Newsgroups: sci.crypt
From: (Colin Plumb)

Subject: Re: IBM-PC random generator, source included
Message-ID: <>
Organization: University of Toronto
References: <> <>
+           <> <1992Jun25.071702.
+ >
Date: 26 Jun 92 11:51:17 GMT
Lines: 62

In article <> (Terry Ritter) w rites:
> It should be obvious that if we have a well-designed 32-bit
> RNG and use it to produce "a few hundred thousand" consecutive
> 32-bit internal state results, there will be no duplicates at
> all.  A normal statistical RNG steps through (almost) its entire
> state without repetition.  But we may not agree that we have
> direct access to the entire state in Nico's design.

Unfortunately, it's false.  You can expect a collision at around
the 64K mark.  Here's the proof: given n random numbers x_1..x_n
in some range 0..N-1, there are no duplicates if and only if each 
of the n(n+1)/2 pairs is distinct.  Thus, it is equivalent to generating
n(n+1) random numbers and checking that each even-odd pair is distinct.
If n = 2^16, n(n+1) is just over 2^32, and if N is 2^32, the expected
number of duplicates is just over 1.

You can turn it around and say that if you want any duplicates, the
number of samples you need is proportional to the square root of the
number of possible values.  This is called the "birthday attack" on
authentication schemes.  Let's say that we are doing a secure coin-toss
protocol.  I pick heads or tails, add a lot of random junk to that
1 bit, push it through a one-way function, and send the result to
you.  You then, say, send me a guess as to which way the toss went, and
I reveal the result, by revealing the input to the function.

If the function is one-to-one, then it's theoretically possible for you
to figure out what the value I sent you was, and make that guess,
defeating the protocol.  If it's many-to-one, then you can't figure it
out, bu it's theoretically possible that I know two inputs, one heads
and one tails, which give the same output, so I can lie to you,
defeating the protocol.  There is no perfectly secure solution, but let
us assume we are using the second one.

Now, if I send b bits of signature to you, you think it would take
me on the order of 2^b work to find a heads input that will produce
the same output as a tails input.  If you have a fixed tals input,
that is true, but if you're allowed to generate lots of heads inputs
and lots of tail inputs and use any match, it takes 2^(b/2+1) work,
on average, to generate 2^(b/2) of each type of input and search for
a match among the outputs.

This is known as the "birthday attack" on authentication protocols and
it is why 64 bits is an absolute minimum size on authenticators where
being able to send almost any false message would be bad.
(If you're in a bank network, you need a message that includes an
account number you control, so finding any message won't do.)
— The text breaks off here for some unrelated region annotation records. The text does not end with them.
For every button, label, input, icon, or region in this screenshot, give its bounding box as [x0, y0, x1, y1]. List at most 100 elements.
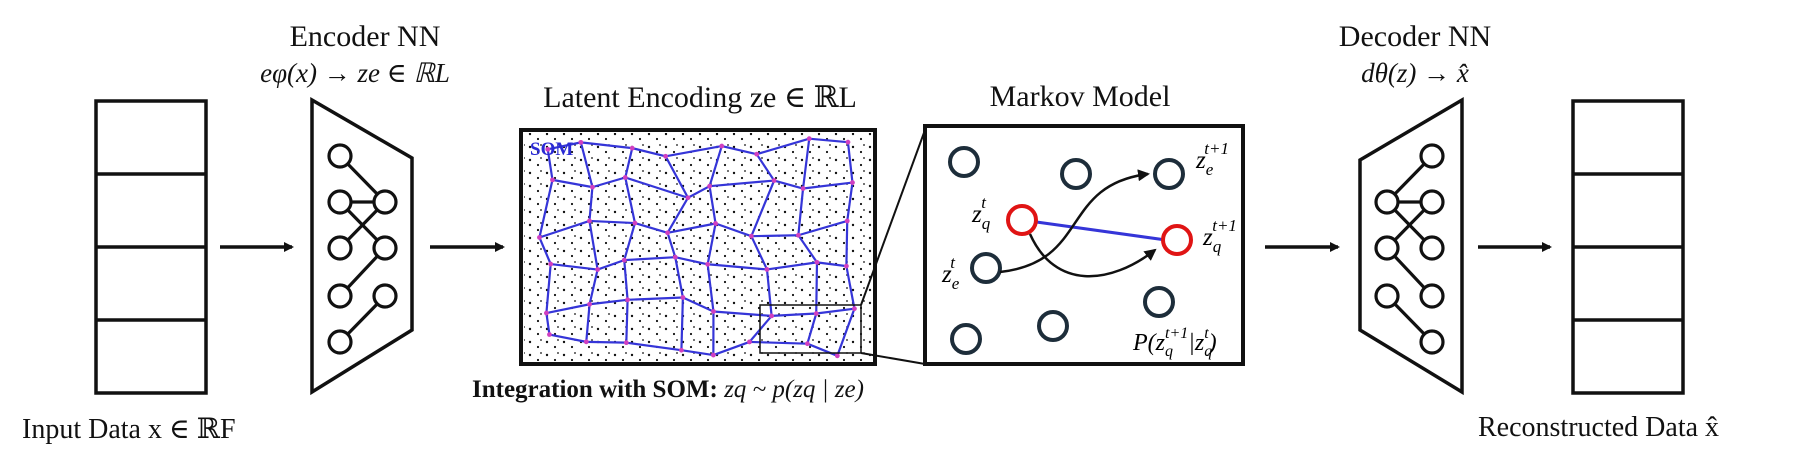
som-edge: [712, 340, 750, 357]
som-edge: [545, 312, 551, 335]
som-node: [845, 139, 851, 145]
som-node: [663, 153, 669, 159]
som-node: [834, 353, 840, 359]
som-node: [747, 339, 752, 345]
som-node: [852, 306, 857, 312]
som-node: [754, 151, 760, 157]
som-edge: [549, 333, 587, 343]
som-edge: [680, 297, 684, 351]
som-edge: [798, 219, 848, 237]
som-edge: [846, 142, 854, 183]
som-edge: [626, 341, 682, 352]
som-node: [680, 295, 686, 300]
som-edge: [589, 219, 635, 225]
label-ze-t: zet: [941, 253, 960, 293]
som-edge: [674, 256, 684, 298]
som-edge: [624, 256, 676, 262]
som-edge: [801, 138, 811, 189]
som-node: [587, 218, 592, 224]
som-node: [583, 339, 589, 345]
input-data-block: [94, 99, 208, 395]
zq-t-node: [1006, 204, 1038, 236]
som-node: [590, 184, 595, 190]
transition-probability: P(zqt+1|zqt): [1132, 325, 1217, 360]
som-node: [844, 218, 850, 224]
som-node: [719, 143, 725, 149]
som-edge: [634, 222, 668, 234]
markov-model-box: zet+1 zqt zqt+1 zet P(zqt+1|zqt): [923, 124, 1245, 366]
integration-equation: zq ~ p(zq | ze): [724, 376, 864, 403]
som-node: [544, 310, 549, 316]
som-edge: [708, 145, 723, 187]
som-node: [625, 297, 630, 303]
som-edge: [815, 262, 819, 314]
output-data-block: [1571, 99, 1685, 395]
som-edge: [845, 265, 856, 309]
som-node: [771, 178, 777, 183]
som-edge: [675, 256, 708, 266]
som-edge: [545, 263, 552, 314]
som-edge: [589, 298, 628, 306]
som-edge: [816, 261, 847, 268]
som-edge: [836, 308, 856, 357]
som-node: [850, 180, 855, 185]
som-node: [769, 313, 775, 319]
zoom-line-top: [860, 129, 926, 306]
som-edge: [552, 178, 593, 189]
decoder-network: [1358, 96, 1464, 396]
som-edge: [845, 220, 849, 267]
markov-title: Markov Model: [989, 80, 1171, 113]
som-edge: [816, 307, 855, 315]
som-edge: [765, 269, 773, 317]
som-node: [537, 235, 542, 240]
som-node: [685, 195, 691, 201]
input-label: Input Data x ∈ ℝF: [22, 414, 236, 445]
latent-nodes: [948, 146, 1185, 355]
som-edge: [721, 144, 757, 156]
som-node: [705, 261, 711, 267]
transition-arrow-upper: [999, 169, 1150, 274]
som-edge: [588, 187, 594, 222]
som-edge: [665, 144, 722, 158]
som-edge: [625, 299, 629, 343]
som-edge: [756, 137, 810, 156]
som-edge: [539, 219, 590, 239]
som-edge: [627, 296, 683, 301]
som-edge: [713, 310, 772, 318]
som-node: [806, 136, 812, 142]
som-node: [629, 145, 635, 151]
som-latent-box: SOM: [519, 128, 877, 366]
som-edge: [624, 177, 637, 224]
som-node: [623, 340, 629, 346]
decoder-title: Decoder NN: [1338, 20, 1492, 53]
som-edge: [550, 262, 598, 271]
som-edge: [709, 179, 775, 188]
som-edge: [750, 235, 768, 270]
som-zoom-region: [759, 304, 862, 354]
som-edge: [592, 176, 626, 189]
som-node: [795, 232, 801, 238]
som-node: [679, 347, 684, 353]
som-node: [578, 139, 584, 145]
som-edge: [538, 179, 554, 238]
som-node: [814, 259, 820, 265]
som-edge: [708, 185, 717, 224]
integration-caption: Integration with SOM: zq ~ p(zq | ze): [472, 376, 864, 404]
som-edge: [706, 264, 715, 312]
som-edge: [585, 304, 591, 342]
som-node: [550, 177, 555, 183]
som-node: [713, 221, 718, 226]
integration-bold: Integration with SOM:: [472, 376, 718, 403]
label-ze-t1: zet+1: [1195, 139, 1229, 179]
som-edge: [580, 141, 633, 150]
som-node: [548, 261, 554, 267]
som-edge: [715, 222, 752, 238]
som-edge: [623, 260, 629, 300]
output-label: Reconstructed Data x̂: [1478, 412, 1720, 443]
decoder-equation: dθ(z) → x̂: [1361, 58, 1469, 88]
som-node: [621, 257, 627, 263]
som-node: [711, 309, 716, 314]
som-node: [587, 301, 592, 307]
som-edge: [707, 263, 768, 271]
som-edge: [597, 259, 625, 271]
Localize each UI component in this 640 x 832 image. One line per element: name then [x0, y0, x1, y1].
> Let's do this, and compare the results.  Now, from "a few hundred
> thousand samples," can we distinguish between, say, 16, 24, 32
> or 40 bits (or more) of internal state in different RNG's?

Let's say 2^18 samples.  If the generator has fewer than 36 bits
of internal state, we can expect a few collisions, assuming infinitely
large output values.  (I.e. no collisions due to the limited range of the
outputs.)  The assertion was that the RNG given has significantly
less than 32 bits of internal state.  If so, we'd expect, from
2^18 samples, 2^4 = 16 collisions due to the 32-bit size of the output
and approximately 2^(36-n) collisions due to there only being n bits
of internal state.  If there are, say, 28 bits of internal state,
we expect 256.  The difference between 16 and 256 is quite detectable.